Crematory appealed for second time

Citizens for Carlsborg’s fight against installation of a cremation chamber in an existing storage building in the community’s industrial park continued this week with an appeal of the project going to the Clallam County commissioners.

The Clallam County hearing examiner, Chris Melly, who presides over land-use issues, approved the project in early May after a public hearing and declined to reconsider his decision after an early June appeal.

The county commissioners have the authority to stand by Melly’s decision, revoke it or send it back to county staff for review before making a decision. Commissioners have not set a date when the review will occur, but the county will advertise the schedule two weeks prior to the meeting date.

The Clallam County Code dictates the hearing must be a closed record appeal, meaning no new evidence can be introduced and the commissioners must rely on the existing record.

During his second review of the proposal, Melly ruled that the Citizens for Carlsborg group was not a party of record and did not allow new information provided by the group to be admitted into the case’s record. The group formed after the crematory’s approval.

However, Brian Magner, owner of Gabby’s Java Hut, also appealed the decision to the commissioners and Magner is a party of record. Magner’s attorney is Craig Miller.

The land-use appeal is likely to cite concerns about air quality from incineration of non-organic materials, such as dental fillings or pacemakers, and an alleged contradiction in Melly’s decision-making process.

Melly accepted a comparison of a crematory to a veterinary clinic, an approved use of the land, because some contain cremation chambers, although none do in Clallam County. Opponents argue Melly should have compared the crematory to a cemetery, which is not an approved use of land in Carlsborg.

The applicant, Jason Linde of Linde Family Funeral Service, plans to install the cremation chamber in a room in a warehouse-style building where he is cold storing cadavers, which he currently transports to Kent for cremation.

Linde needed Melly’s approval because Clallam County Code does not identify crematories as an allowed or prohibited use of the land.

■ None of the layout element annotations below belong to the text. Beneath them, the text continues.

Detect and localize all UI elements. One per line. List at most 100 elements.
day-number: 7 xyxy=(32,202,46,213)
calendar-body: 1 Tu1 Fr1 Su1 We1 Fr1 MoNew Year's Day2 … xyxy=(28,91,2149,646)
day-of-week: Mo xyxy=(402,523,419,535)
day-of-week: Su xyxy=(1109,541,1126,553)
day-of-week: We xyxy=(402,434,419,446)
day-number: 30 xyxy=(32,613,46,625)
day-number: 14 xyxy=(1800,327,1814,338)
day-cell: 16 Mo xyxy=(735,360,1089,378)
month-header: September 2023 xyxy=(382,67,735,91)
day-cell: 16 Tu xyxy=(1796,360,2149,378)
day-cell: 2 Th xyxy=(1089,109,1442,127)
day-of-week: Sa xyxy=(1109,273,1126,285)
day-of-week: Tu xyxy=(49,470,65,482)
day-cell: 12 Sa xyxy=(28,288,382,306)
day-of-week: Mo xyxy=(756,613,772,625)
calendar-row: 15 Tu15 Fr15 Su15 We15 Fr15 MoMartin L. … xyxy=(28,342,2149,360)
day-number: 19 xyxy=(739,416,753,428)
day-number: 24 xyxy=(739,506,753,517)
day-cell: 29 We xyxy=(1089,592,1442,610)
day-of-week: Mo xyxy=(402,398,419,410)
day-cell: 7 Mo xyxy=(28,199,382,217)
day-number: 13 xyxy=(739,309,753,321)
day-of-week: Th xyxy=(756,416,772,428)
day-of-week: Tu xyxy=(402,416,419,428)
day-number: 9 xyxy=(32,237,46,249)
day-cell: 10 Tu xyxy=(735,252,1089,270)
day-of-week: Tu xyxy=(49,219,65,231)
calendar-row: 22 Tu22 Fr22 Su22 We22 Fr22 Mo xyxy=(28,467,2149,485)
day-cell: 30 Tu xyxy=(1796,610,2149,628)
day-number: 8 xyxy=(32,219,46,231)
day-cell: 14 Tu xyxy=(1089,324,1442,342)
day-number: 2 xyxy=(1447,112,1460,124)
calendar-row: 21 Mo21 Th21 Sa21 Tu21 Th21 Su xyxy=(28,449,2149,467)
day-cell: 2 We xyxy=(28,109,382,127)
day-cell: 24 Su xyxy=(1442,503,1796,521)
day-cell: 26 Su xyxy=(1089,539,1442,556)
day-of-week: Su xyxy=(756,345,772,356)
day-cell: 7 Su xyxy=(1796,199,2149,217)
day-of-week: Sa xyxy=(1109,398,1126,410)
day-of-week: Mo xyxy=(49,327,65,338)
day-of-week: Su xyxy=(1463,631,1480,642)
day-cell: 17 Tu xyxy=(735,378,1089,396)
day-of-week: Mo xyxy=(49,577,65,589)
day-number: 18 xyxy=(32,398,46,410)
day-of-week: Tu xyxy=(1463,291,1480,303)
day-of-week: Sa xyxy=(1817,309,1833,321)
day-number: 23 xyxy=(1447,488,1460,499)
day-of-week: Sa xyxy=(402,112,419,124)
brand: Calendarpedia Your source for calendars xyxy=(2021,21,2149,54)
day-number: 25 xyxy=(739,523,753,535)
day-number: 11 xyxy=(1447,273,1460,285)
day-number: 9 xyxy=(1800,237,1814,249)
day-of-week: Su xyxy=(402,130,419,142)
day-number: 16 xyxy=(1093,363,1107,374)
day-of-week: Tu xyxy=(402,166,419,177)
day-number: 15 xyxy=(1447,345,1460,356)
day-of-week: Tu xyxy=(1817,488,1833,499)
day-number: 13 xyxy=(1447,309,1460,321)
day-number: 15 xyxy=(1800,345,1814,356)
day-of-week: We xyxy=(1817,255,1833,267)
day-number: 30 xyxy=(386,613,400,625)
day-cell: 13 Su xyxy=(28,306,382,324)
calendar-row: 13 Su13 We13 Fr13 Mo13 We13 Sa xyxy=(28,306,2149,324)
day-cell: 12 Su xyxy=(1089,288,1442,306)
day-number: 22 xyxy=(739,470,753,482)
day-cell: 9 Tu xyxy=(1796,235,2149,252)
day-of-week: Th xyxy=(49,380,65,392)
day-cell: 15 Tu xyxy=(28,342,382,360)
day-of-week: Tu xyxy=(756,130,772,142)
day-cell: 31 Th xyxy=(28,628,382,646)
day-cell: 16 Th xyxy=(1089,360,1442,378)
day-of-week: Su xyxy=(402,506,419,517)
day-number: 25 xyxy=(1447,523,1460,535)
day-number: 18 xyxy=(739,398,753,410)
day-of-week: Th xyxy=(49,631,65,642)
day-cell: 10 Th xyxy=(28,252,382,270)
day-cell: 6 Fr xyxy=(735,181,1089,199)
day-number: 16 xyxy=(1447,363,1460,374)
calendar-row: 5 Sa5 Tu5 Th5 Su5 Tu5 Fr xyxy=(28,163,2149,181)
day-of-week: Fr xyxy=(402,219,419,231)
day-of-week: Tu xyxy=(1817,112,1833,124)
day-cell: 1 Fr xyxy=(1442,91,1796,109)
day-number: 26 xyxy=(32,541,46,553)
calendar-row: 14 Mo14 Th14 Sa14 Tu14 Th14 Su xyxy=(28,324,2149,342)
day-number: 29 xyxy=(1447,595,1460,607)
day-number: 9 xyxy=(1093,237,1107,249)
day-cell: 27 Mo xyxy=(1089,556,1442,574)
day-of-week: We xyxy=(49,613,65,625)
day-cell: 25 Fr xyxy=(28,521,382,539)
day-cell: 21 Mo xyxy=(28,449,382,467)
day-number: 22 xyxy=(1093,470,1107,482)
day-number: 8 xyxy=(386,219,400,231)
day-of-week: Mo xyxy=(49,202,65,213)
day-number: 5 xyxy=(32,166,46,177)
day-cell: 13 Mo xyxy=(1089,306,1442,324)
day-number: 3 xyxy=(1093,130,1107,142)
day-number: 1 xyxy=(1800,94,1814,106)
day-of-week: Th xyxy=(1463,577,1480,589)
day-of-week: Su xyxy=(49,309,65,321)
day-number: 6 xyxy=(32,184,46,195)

Linde is the peninsula’s representative of the nonprofit People’s Memorial Association, a low-cost provider of after-death services.

Citizens for Carlsborg has become the main objector to the building permit, which has allowed Linde to store bodies at 108 Business Park Loop. The group’s attorney, Gerald Steel, said that permit should not have been awarded due to a current label of invalidity on Carlsborg’s zoning, which was handed down by the state in late April.

Steel advised the county to form an appeals board to handle the permit appeal, however the county is likely to put the permit appeal in front of the hearing examiner, much like it did with Linde’s request for approval of his proposed land use. Dates have not been set for the appeals.